Book Read Free

Time Travel Omnibus Volume 2

Page 181

by Anthology


  “Correct. An important evolutionary step. Before this, animals were either unprotected, like our annelid worm, or had skeletons outside, like snails or lobsters or insects. This is very limiting and inefficient. But an internal skeleton can give flexible support and is light in weight. An important evolutionary step has been made. We are almost there, children, almost there! This simple internal skeleton evolved into a more practical notochord, a single bone the length of the body protecting a main nerve fiber. And the chordates, the creatures with this notochord were only a single evolutionary step away from this—all this!”

  Teacher threw his arms wide just as the sea about them burst into darting life. A school of silvery, yard-long fishes flashed around and through the students, while sharp-toothed sharklike predators struck through their midst.

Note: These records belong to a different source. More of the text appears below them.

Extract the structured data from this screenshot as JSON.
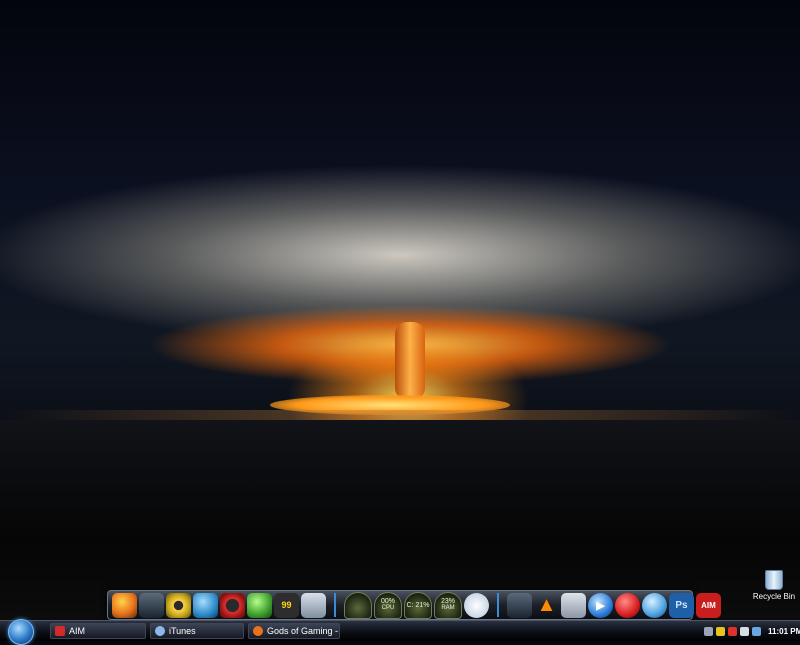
{
  "desktop": {
    "recycle_bin_label": "Recycle Bin"
  },
  "dock": {
    "icons": [
      {
        "name": "firefox-icon",
        "glyph": "",
        "color": "#e8731c"
      },
      {
        "name": "steam-icon",
        "glyph": "",
        "color": "#2a3a4c"
      },
      {
        "name": "target-icon",
        "glyph": "",
        "color": "#c7a61e"
      },
      {
        "name": "globe-icon",
        "glyph": "",
        "color": "#2b8ac7"
      },
      {
        "name": "red-ring-icon",
        "glyph": "",
        "color": "#b81c1c"
      },
      {
        "name": "green-grid-icon",
        "glyph": "",
        "color": "#3e9d2d"
      },
      {
        "name": "score-99-icon",
        "glyph": "99",
        "color": "#2d2d2d"
      },
      {
        "name": "monitor-icon",
        "glyph": "",
        "color": "#7f8fa0"
      }
    ],
    "system_gauges": [
      {
        "name": "blank-gauge",
        "pct": "",
        "label": ""
      },
      {
        "name": "cpu-gauge",
        "pct": "00%",
        "label": "CPU"
      },
      {
        "name": "drive-gauge",
        "pct": "C: 21%",
        "label": ""
      },
      {
        "name": "ram-gauge",
        "pct": "23%",
        "label": "RAM"
      }
    ],
    "apps": [
      {
        "name": "terminal-icon",
        "glyph": "",
        "color": "#3a4a5a"
      },
      {
        "name": "vlc-icon",
        "glyph": "▲",
        "color": "#ff8a00"
      },
      {
        "name": "drive-icon",
        "glyph": "",
        "color": "#8c96a6"
      },
      {
        "name": "media-player-icon",
        "glyph": "▶",
        "color": "#2b7bd6"
      },
      {
        "name": "aim-running-man-icon",
        "glyph": "",
        "color": "#d81c1c"
      },
      {
        "name": "network-icon",
        "glyph": "",
        "color": "#4a9fe0"
      },
      {
        "name": "photoshop-icon",
        "glyph": "Ps",
        "color": "#1f5fa8"
      },
      {
        "name": "aim-icon",
        "glyph": "AIM",
        "color": "#c81e1e"
      }
    ],
    "colors": {
      "separator": "#3b8bd8"
    }
  },
  "taskbar": {
    "tasks": [
      {
        "name": "task-aim",
        "label": "AIM",
        "color": "#d32a2a"
      },
      {
        "name": "task-itunes",
        "label": "iTunes",
        "color": "#8fb8e8"
      },
      {
        "name": "task-gods-of-gaming",
        "label": "Gods of Gaming - ...",
        "color": "#e8731c"
      }
    ],
    "clock": "11:01 PM"
  }
}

Teacher’s speech had been nicely timed to end at this precise and dramatic moment.

  Some of the smaller children shied away from the flurry of life and death while Grosbit-9 swung his fist at one of the giants as it glided by.

  “We have arrived,” Teacher said, vibrantly, carried away by his own enthusiasm. “The chordate give way to the vertebrate, life as we know it. A strong, flexible internal skeleton that shields the soft inner organs and supports at the same time. Soft cartilage in these sharks—the same sort of tissue that stiffens your ears—changes to hard bone in these fishes. Mankind, so to speak, is just around the corner! What is it, Ched-3?” He was aware of a tugging on his toga.

  “I have to go to the—”

  “Well press the return button on your belt and don’t be too long about it.”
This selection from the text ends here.